Ralph Denk signed Bennett for NetApp-Endura after that Tour of Britain and has stood by him ever since. Denk already fielded him in the 2015 and 2016 Tours and several times this year, even with Sagan in the roster, looked to Bennett to lead the squad.
“Everything just clicked this year with Peter coming in and the new ideas and working with my new coach Dan Lorang,” continues Bennett. “It has all really helped me step up.
“I was worried that [Sagan joining] might close doors, but the reality is that it opened them with more support and more… everything,” Bennett explains. “The pressure for results comes from myself. Peter is there smashing it, and that makes it easier for us in a sense but I put the pressure on myself.
“Teams know that we are the team with Sagan. It brings more respect and it makes our job a lot easier. You’re no longer pushed out of the sprint with the other Professional Continental teams. Now, it’s not as if they will hand it to you, but you get respect and that makes it a bit easier. You save energy and can get a better result.”
Watch: Paris-Nice 2017 stage three highlights
Bennett fell sick at the start of this year’s Giro d’Italia but still managed to finish with promising results.
Three times he raced to third place and once finished second behind Fernando Gaviria.
These experiences — racing the Tour, winning a stage in Paris-Nice and coming close in the Giro — allowed Bennett to think big for 2018.
“I would like to win a one-day WorldTour race and a Grand Tour stage. It would be fantastic if it would happen next year.
“On the right day, yes,” he says when asked about beating any of the top sprinters. “The only person that’s hard to beat when on top form is Marcel Kittel. He takes one or two bike lengths on world-class sprinters.
“The big ones for me are Milan-San Remo, the final Tour stage and the World Championships.
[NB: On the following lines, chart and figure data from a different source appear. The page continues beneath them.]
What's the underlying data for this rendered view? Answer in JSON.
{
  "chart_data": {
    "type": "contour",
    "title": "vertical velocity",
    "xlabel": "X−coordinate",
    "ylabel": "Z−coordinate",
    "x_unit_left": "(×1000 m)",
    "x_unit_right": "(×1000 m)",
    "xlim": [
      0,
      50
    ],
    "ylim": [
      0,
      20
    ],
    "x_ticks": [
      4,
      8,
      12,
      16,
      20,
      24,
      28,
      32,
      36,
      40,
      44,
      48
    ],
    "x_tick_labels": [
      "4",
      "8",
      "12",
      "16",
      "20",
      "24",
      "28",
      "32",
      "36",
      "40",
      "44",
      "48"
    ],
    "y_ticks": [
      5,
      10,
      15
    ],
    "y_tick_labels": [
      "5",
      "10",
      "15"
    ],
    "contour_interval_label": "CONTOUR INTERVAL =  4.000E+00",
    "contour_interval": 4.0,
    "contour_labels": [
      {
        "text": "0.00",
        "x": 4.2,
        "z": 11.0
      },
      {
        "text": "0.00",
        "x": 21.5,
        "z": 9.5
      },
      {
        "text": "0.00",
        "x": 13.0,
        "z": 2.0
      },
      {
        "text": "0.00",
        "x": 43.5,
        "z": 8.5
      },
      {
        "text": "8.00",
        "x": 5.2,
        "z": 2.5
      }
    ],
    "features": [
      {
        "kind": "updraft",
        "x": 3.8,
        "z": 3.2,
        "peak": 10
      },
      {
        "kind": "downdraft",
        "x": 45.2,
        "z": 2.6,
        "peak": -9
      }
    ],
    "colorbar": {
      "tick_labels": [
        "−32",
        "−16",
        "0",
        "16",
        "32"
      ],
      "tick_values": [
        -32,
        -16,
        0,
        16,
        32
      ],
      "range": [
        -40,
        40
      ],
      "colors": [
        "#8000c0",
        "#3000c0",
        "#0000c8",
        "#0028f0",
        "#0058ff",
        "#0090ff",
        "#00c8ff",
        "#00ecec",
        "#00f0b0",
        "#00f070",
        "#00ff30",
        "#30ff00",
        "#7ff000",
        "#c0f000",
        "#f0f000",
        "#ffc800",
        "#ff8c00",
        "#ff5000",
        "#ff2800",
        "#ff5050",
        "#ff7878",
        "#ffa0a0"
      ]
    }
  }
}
But I don’t think I’m there yet.”
Thinking like a winner
Should he ever get there, it’s a list of wins that would bring comparisons to Kelly himself.
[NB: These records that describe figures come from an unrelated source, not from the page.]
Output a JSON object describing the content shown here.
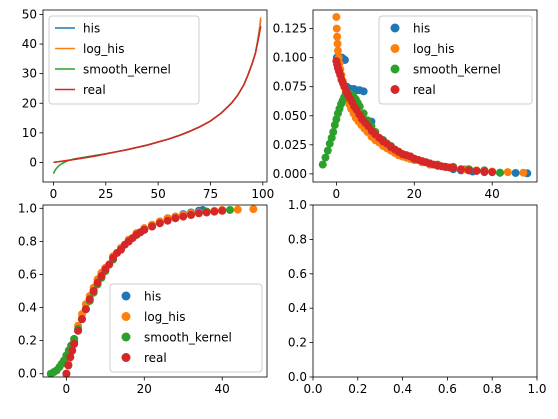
{
  "colors": {
    "his": "#1f77b4",
    "log_his": "#ff7f0e",
    "smooth_kernel": "#2ca02c",
    "real": "#d62728"
  },
  "chart_data": [
    {
      "id": "top-left",
      "type": "line",
      "title": "",
      "xlabel": "",
      "ylabel": "",
      "xlim": [
        -5,
        102
      ],
      "ylim": [
        -6.6,
        51.5
      ],
      "xticks": [
        0,
        25,
        50,
        75,
        100
      ],
      "yticks": [
        0,
        10,
        20,
        30,
        40,
        50
      ],
      "grid": false,
      "legend": {
        "placement": "upper-left",
        "entries": [
          "his",
          "log_his",
          "smooth_kernel",
          "real"
        ]
      },
      "series": [
        {
          "name": "his",
          "x": [
            0,
            5,
            10,
            15,
            20,
            25,
            30,
            35,
            40,
            45,
            50,
            55,
            60,
            65,
            70,
            75,
            80,
            85,
            88,
            91,
            93,
            95,
            96.5,
            97.5,
            98.3,
            99
          ],
          "y": [
            0.05,
            0.5,
            1.05,
            1.6,
            2.2,
            2.9,
            3.6,
            4.3,
            5.1,
            5.9,
            6.9,
            7.9,
            9.1,
            10.5,
            12.1,
            14.0,
            16.6,
            20.0,
            22.7,
            26.3,
            29.7,
            33.6,
            37.0,
            40.8,
            44.4,
            48.2
          ]
        },
        {
          "name": "log_his",
          "x": [
            0,
            5,
            10,
            15,
            20,
            25,
            30,
            35,
            40,
            45,
            50,
            55,
            60,
            65,
            70,
            75,
            80,
            85,
            88,
            91,
            93,
            95,
            96.5,
            97.5,
            98.3,
            99
          ],
          "y": [
            0.05,
            0.5,
            1.05,
            1.6,
            2.2,
            2.9,
            3.6,
            4.3,
            5.1,
            5.9,
            6.9,
            7.9,
            9.1,
            10.5,
            12.1,
            14.0,
            16.6,
            20.0,
            22.7,
            26.3,
            29.7,
            33.6,
            37.0,
            41.0,
            44.8,
            49.0
          ]
        },
        {
          "name": "smooth_kernel",
          "x": [
            0,
            0.5,
            1,
            2,
            3,
            5,
            7,
            10,
            15,
            20,
            25,
            30,
            35,
            40,
            45,
            50,
            55,
            60,
            65,
            70,
            75,
            80,
            85,
            88,
            91,
            93,
            95,
            96.5,
            97.5,
            98.3,
            99
          ],
          "y": [
            -3.8,
            -3.0,
            -2.4,
            -1.5,
            -0.9,
            0.0,
            0.6,
            1.2,
            1.8,
            2.4,
            2.95,
            3.6,
            4.3,
            5.1,
            5.9,
            6.9,
            7.9,
            9.1,
            10.5,
            12.1,
            14.0,
            16.6,
            20.0,
            22.7,
            26.3,
            29.7,
            33.6,
            37.0,
            40.8,
            43.8,
            46.0
          ]
        },
        {
          "name": "real",
          "x": [
            0,
            5,
            10,
            15,
            20,
            25,
            30,
            35,
            40,
            45,
            50,
            55,
            60,
            65,
            70,
            75,
            80,
            85,
            88,
            91,
            93,
            95,
            96.5,
            97.5,
            98.3,
            99
          ],
          "y": [
            0.05,
            0.5,
            1.05,
            1.6,
            2.2,
            2.9,
            3.6,
            4.3,
            5.1,
            5.9,
            6.9,
            7.9,
            9.1,
            10.5,
            12.1,
            14.0,
            16.6,
            20.0,
            22.7,
            26.3,
            29.7,
            33.6,
            37.0,
            40.3,
            43.2,
            46.0
          ]
        }
      ]
    },
    {
      "id": "top-right",
      "type": "scatter",
      "title": "",
      "xlabel": "",
      "ylabel": "",
      "xlim": [
        -6,
        51.5
      ],
      "ylim": [
        -0.007,
        0.141
      ],
      "xticks": [
        0,
        20,
        40
      ],
      "yticks": [
        0.0,
        0.025,
        0.05,
        0.075,
        0.1,
        0.125
      ],
      "ytick_labels": [
        "0.000",
        "0.025",
        "0.050",
        "0.075",
        "0.100",
        "0.125"
      ],
      "grid": false,
      "legend": {
        "placement": "upper-right",
        "entries": [
          "his",
          "log_his",
          "smooth_kernel",
          "real"
        ]
      },
      "series": [
        {
          "name": "his",
          "x": [
            0.1,
            0.3,
            0.6,
            1.0,
            1.4,
            1.8,
            2.2,
            2.7,
            3.2,
            3.8,
            4.5,
            5.2,
            6.0,
            7.0,
            8.0,
            9.0,
            10,
            11,
            12,
            13,
            14,
            15,
            16,
            17,
            18,
            19,
            20,
            22,
            24,
            26,
            28,
            30,
            32,
            35,
            38,
            42,
            46,
            49
          ],
          "y": [
            0.1,
            0.1,
            0.1,
            0.1,
            0.1,
            0.099,
            0.098,
            0.075,
            0.073,
            0.073,
            0.073,
            0.072,
            0.072,
            0.071,
            0.045,
            0.045,
            0.03,
            0.03,
            0.029,
            0.025,
            0.022,
            0.02,
            0.018,
            0.015,
            0.014,
            0.013,
            0.012,
            0.01,
            0.008,
            0.007,
            0.006,
            0.004,
            0.003,
            0.002,
            0.0015,
            0.001,
            0.0008,
            0.0005
          ]
        },
        {
          "name": "log_his",
          "x": [
            0,
            0.1,
            0.2,
            0.3,
            0.4,
            0.6,
            0.8,
            1.0,
            1.3,
            1.6,
            2.0,
            2.4,
            2.8,
            3.3,
            3.8,
            4.4,
            5.0,
            5.7,
            6.4,
            7.2,
            8.0,
            9.0,
            10,
            11,
            12,
            13,
            14,
            15,
            16,
            17,
            18,
            19,
            20,
            22,
            24,
            26,
            28,
            30,
            33,
            36,
            40,
            44,
            48
          ],
          "y": [
            0.135,
            0.125,
            0.118,
            0.112,
            0.106,
            0.1,
            0.095,
            0.09,
            0.085,
            0.08,
            0.075,
            0.07,
            0.065,
            0.06,
            0.056,
            0.052,
            0.048,
            0.045,
            0.042,
            0.039,
            0.036,
            0.032,
            0.029,
            0.027,
            0.024,
            0.022,
            0.02,
            0.018,
            0.016,
            0.015,
            0.014,
            0.013,
            0.012,
            0.01,
            0.008,
            0.007,
            0.006,
            0.005,
            0.004,
            0.003,
            0.002,
            0.0015,
            0.001
          ]
        },
        {
          "name": "smooth_kernel",
          "x": [
            -3.5,
            -2.8,
            -2.2,
            -1.7,
            -1.2,
            -0.8,
            -0.4,
            0,
            0.4,
            0.8,
            1.2,
            1.6,
            2.0,
            2.5,
            3.0,
            3.5,
            4.0,
            4.5,
            5.0,
            5.5,
            6.0,
            7.0,
            8.0,
            9.0,
            10,
            12,
            14,
            16,
            18,
            20,
            23,
            26,
            30,
            34,
            38,
            42
          ],
          "y": [
            0.008,
            0.014,
            0.02,
            0.026,
            0.031,
            0.036,
            0.042,
            0.047,
            0.052,
            0.056,
            0.06,
            0.063,
            0.066,
            0.068,
            0.069,
            0.069,
            0.068,
            0.066,
            0.064,
            0.061,
            0.058,
            0.052,
            0.046,
            0.041,
            0.036,
            0.029,
            0.024,
            0.019,
            0.016,
            0.013,
            0.01,
            0.008,
            0.006,
            0.004,
            0.003,
            0.001
          ]
        },
        {
          "name": "real",
          "x": [
            0,
            0.2,
            0.4,
            0.7,
            1.0,
            1.3,
            1.7,
            2.1,
            2.5,
            3.0,
            3.5,
            4.0,
            4.6,
            5.2,
            5.9,
            6.6,
            7.4,
            8.2,
            9.1,
            10,
            11,
            12,
            13,
            14,
            15,
            16,
            17,
            18,
            19,
            20,
            21,
            22,
            23,
            24,
            25,
            26,
            27,
            28,
            29,
            30,
            32,
            34,
            36,
            38,
            40
          ],
          "y": [
            0.097,
            0.094,
            0.091,
            0.088,
            0.085,
            0.081,
            0.078,
            0.075,
            0.071,
            0.068,
            0.065,
            0.062,
            0.058,
            0.055,
            0.051,
            0.047,
            0.044,
            0.041,
            0.037,
            0.034,
            0.031,
            0.028,
            0.026,
            0.023,
            0.021,
            0.019,
            0.017,
            0.016,
            0.015,
            0.013,
            0.012,
            0.011,
            0.01,
            0.009,
            0.008,
            0.007,
            0.0065,
            0.006,
            0.0055,
            0.005,
            0.004,
            0.003,
            0.0025,
            0.002,
            0.0015
          ]
        }
      ]
    },
    {
      "id": "bottom-left",
      "type": "scatter",
      "title": "",
      "xlabel": "",
      "ylabel": "",
      "xlim": [
        -6,
        51.5
      ],
      "ylim": [
        -0.02,
        1.02
      ],
      "xticks": [
        0,
        20,
        40
      ],
      "yticks": [
        0.0,
        0.2,
        0.4,
        0.6,
        0.8,
        1.0
      ],
      "ytick_labels": [
        "0.0",
        "0.2",
        "0.4",
        "0.6",
        "0.8",
        "1.0"
      ],
      "grid": false,
      "legend": {
        "placement": "lower-right",
        "entries": [
          "his",
          "log_his",
          "smooth_kernel",
          "real"
        ]
      },
      "series": [
        {
          "name": "his",
          "x": [
            0,
            0.5,
            1,
            1.5,
            2,
            3,
            4,
            5,
            6,
            7,
            8,
            9,
            10,
            12,
            14,
            16,
            18,
            20,
            22,
            24,
            26,
            28,
            30,
            32,
            34,
            35
          ],
          "y": [
            0.0,
            0.05,
            0.1,
            0.14,
            0.19,
            0.26,
            0.33,
            0.39,
            0.45,
            0.5,
            0.55,
            0.59,
            0.63,
            0.7,
            0.75,
            0.8,
            0.84,
            0.87,
            0.9,
            0.92,
            0.94,
            0.95,
            0.965,
            0.975,
            0.985,
            0.99
          ]
        },
        {
          "name": "log_his",
          "x": [
            0,
            0.5,
            1,
            1.5,
            2,
            3,
            4,
            5,
            6,
            7,
            8,
            9,
            10,
            12,
            14,
            16,
            18,
            20,
            22,
            24,
            26,
            28,
            30,
            32,
            34,
            36,
            38,
            40,
            44,
            48
          ],
          "y": [
            0.0,
            0.06,
            0.12,
            0.17,
            0.21,
            0.29,
            0.36,
            0.42,
            0.47,
            0.52,
            0.57,
            0.61,
            0.64,
            0.71,
            0.76,
            0.81,
            0.85,
            0.88,
            0.9,
            0.92,
            0.94,
            0.95,
            0.96,
            0.97,
            0.975,
            0.98,
            0.985,
            0.99,
            0.992,
            0.995
          ]
        },
        {
          "name": "smooth_kernel",
          "x": [
            -4,
            -3.2,
            -2.5,
            -1.8,
            -1.2,
            -0.6,
            0,
            0.6,
            1.2,
            2,
            3,
            4,
            5,
            6,
            7,
            8,
            9,
            10,
            12,
            14,
            16,
            18,
            20,
            24,
            28,
            32,
            36,
            42
          ],
          "y": [
            0.0,
            0.01,
            0.02,
            0.04,
            0.06,
            0.08,
            0.11,
            0.14,
            0.17,
            0.21,
            0.27,
            0.33,
            0.39,
            0.44,
            0.49,
            0.54,
            0.58,
            0.62,
            0.69,
            0.75,
            0.8,
            0.84,
            0.87,
            0.91,
            0.94,
            0.96,
            0.98,
            0.99
          ]
        },
        {
          "name": "real",
          "x": [
            0,
            0.5,
            1,
            1.5,
            2,
            3,
            4,
            5,
            6,
            7,
            8,
            9,
            10,
            11,
            12,
            13,
            14,
            15,
            16,
            17,
            18,
            19,
            20,
            22,
            24,
            26,
            28,
            30,
            32,
            34,
            36,
            38,
            40
          ],
          "y": [
            0.0,
            0.05,
            0.1,
            0.14,
            0.18,
            0.26,
            0.33,
            0.39,
            0.45,
            0.5,
            0.55,
            0.59,
            0.63,
            0.66,
            0.7,
            0.73,
            0.75,
            0.78,
            0.8,
            0.82,
            0.84,
            0.855,
            0.87,
            0.89,
            0.91,
            0.925,
            0.94,
            0.95,
            0.96,
            0.97,
            0.975,
            0.98,
            0.985
          ]
        }
      ]
    },
    {
      "id": "bottom-right",
      "type": "scatter",
      "title": "",
      "xlabel": "",
      "ylabel": "",
      "xlim": [
        0,
        1
      ],
      "ylim": [
        0,
        1
      ],
      "xticks": [
        0,
        0.2,
        0.4,
        0.6,
        0.8,
        1.0
      ],
      "xtick_labels": [
        "0.0",
        "0.2",
        "0.4",
        "0.6",
        "0.8",
        "1.0"
      ],
      "yticks": [
        0,
        0.2,
        0.4,
        0.6,
        0.8,
        1.0
      ],
      "ytick_labels": [
        "0.0",
        "0.2",
        "0.4",
        "0.6",
        "0.8",
        "1.0"
      ],
      "grid": false,
      "legend": null,
      "series": []
    }
  ]
}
“I probably shouldn’t say this, but Kelly wasn’t an inspiration,” he explains. “When I was young, like 10 or 12, I just thought he was this old guy who everybody talked about. You don’t understand when you are younger.
“Then you go abroad to do some of the races and just try to finish them and you ask yourself, ‘How many times did he win this race!?’”
Irishman Bennett was actually born in Wervik, Belgium, where his father was playing professional football. Back in Ireland his dad tried to push a shy young Bennett towards football and away from his PlayStation.
“He didn’t consider cycling a team sport and he wanted me to socialise. With the confidence of winning races, I came out of my shell. Sport takes you into new environments and forces you to be more sociable. Sport opened up all that for me.”